22 Somewhat Random Bits of (Mostly Tech Career) Advice From Dave
Not in any order, or theme, just 22 thoughts from Dave.
Welcome to my newsletter! I'm Dave Anderson, an ex-Amazon Tech Director and GM. I write this newsletter I've called Scarlet Ink, which is a weekly newsletter on tech industry careers and tactical leadership advice.
Free members can read some amount of each article, while paid members can read the full article. For some, part of the article is plenty! But if you'd like to read more, I'd love you to consider becoming a paid member.
If you get a good mentor someday, I advise that you enter that meeting with a few specific topics. It doesn't need to be a precise question, but at least some direction is useful. For example, "I feel like I have a lot of work piled up, and I need some advice on how to organize it and get out from beneath it."
That's a great starting point because they can talk about prioritization, work/life balance, and a variety of other fun topics.
But what frequently happened in my experience is that after getting my approval to be my mentee, they'd walk into my office and sit down for their first meeting.
"Ok! So this is our first mentorship meeting!" I said. "What do you want to discuss?"
Cue slightly confused and panicked look.
"Well, um, I'd like to hear your thoughts on what I should do better, and how to advance in my career."
My first advice was usually a prescriptive description of how someone asking for mentorship should come prepared with a list of questions, because that would make the experience more valuable.
But after that, as I jokingly said to a few mentees, "I'm comfortable just rambling, so I'll do that."
And that's what I'd do. I'd give advice and thoughts on a variety of topics, and they'd write things down, and at least pretend that it was a valuable use of their time.

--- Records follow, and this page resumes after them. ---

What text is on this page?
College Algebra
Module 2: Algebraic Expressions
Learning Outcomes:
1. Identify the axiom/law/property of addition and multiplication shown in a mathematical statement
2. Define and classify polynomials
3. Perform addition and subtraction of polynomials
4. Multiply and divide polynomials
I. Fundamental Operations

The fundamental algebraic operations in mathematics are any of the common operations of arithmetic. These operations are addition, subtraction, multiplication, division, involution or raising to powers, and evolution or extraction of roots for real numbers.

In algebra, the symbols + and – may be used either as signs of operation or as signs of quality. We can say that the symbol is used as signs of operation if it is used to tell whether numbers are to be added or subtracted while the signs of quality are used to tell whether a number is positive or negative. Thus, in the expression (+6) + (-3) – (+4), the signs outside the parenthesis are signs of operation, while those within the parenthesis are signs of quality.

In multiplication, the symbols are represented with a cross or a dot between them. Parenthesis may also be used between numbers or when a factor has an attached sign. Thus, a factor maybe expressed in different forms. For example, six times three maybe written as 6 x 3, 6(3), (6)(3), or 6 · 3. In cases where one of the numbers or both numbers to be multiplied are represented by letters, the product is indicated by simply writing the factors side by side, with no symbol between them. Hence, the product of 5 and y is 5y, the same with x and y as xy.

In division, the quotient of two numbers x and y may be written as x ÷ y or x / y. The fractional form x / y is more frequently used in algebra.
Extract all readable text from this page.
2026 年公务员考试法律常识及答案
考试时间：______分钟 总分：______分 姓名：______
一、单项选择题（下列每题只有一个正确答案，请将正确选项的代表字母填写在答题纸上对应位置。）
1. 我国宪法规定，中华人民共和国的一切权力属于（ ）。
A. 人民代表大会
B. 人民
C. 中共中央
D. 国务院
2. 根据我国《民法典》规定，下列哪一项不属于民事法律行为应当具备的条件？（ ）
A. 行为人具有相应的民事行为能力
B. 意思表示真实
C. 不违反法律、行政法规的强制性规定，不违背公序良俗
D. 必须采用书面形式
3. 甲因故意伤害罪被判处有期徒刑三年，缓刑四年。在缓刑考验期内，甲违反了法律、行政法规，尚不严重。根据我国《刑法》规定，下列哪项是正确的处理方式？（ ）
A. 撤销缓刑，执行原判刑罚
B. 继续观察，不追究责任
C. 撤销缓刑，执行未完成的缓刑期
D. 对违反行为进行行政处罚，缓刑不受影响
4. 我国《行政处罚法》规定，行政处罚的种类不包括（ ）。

That's what I'm doing today. I decided to just write what came into my mind. And I did that, twenty-two times.
I hope you enjoy!
One
I'm suspicious (and not sure how to feel about it) that a significant portion of my success over the years was due to my emotional intelligence.
- I knew when to question a senior leader and impress them and when to keep my head down and shut up.
- I could congratulate someone without being condescending.
- I knew what phrasing to use with an important person to make them happy with our progress (even if our progress wasn't great).
- I knew that most projects could be neglected safely. But also could identify the few which needed to be watched over like a hawk in a way that my leadership team could see that I cared.
A significant portion of all of these was about reading people, and anticipating what mattered to the important people, and what didn't.
Two
If you're building something fancy and complex and exciting, 80% of the time you're overbuilding. There's probably a wildly simpler or easier solution that will get you 90% of the expected value. Even better, that simpler/easier solution is almost certainly cheaper to maintain.
Three
If you're an awesome engineer on my team, I will surely lean on you to do the most technically complex projects.
If you're a moderately (at least) talented engineer with great communication skills, I will surely lean on you to do the most organizationally complex projects because those require a lot of cross-team discussions.
Sometimes this leads to the moderately talented engineer with communication skills to be promoted first, because they worked on the big visible projects. They're also frequently turned into managers when needed, which is another potential path to career growth.
Decent engineers with great communication skills were just as rare as an engineer with great technical skills, and they're equivalently valuable for career growth.
Four
Understanding process is a good thing. You should (at a high level) understand the basics of what Agile and Waterfall and Scrum and Kanban do for an organization. What they optimize for. Their downsides. If you get obsessed over the nitty gritty specific details of any process, you're probably optimizing for process far more than for results. The why behind the process is the key thing you need to understand.
For example, it's critically important to set your sprint commitment based on actual velocity, not your estimates. You need to understand why that difference is the linchpin for a successful agile process. I was amazed at how many people tried to implement a variety of agile without understanding this point.
Five
Early career folk should care less about their current income, and more about tech exposure. In the careerspan of a software engineer, you'll advance far more (and make far more) if you learn a variety of popular technologies. Those engineers who were hired (at good pay perhaps) to work on custom internal tech only used by one company? They have serious career problems in the long run.
If your tech isn't widely used across the industry, you probably need to find another job. I feel so bad for those people I interviewed who continually used acronyms and tech solutions that were internal only to their current company. Unless they were brilliant, changing companies was like starting their career over.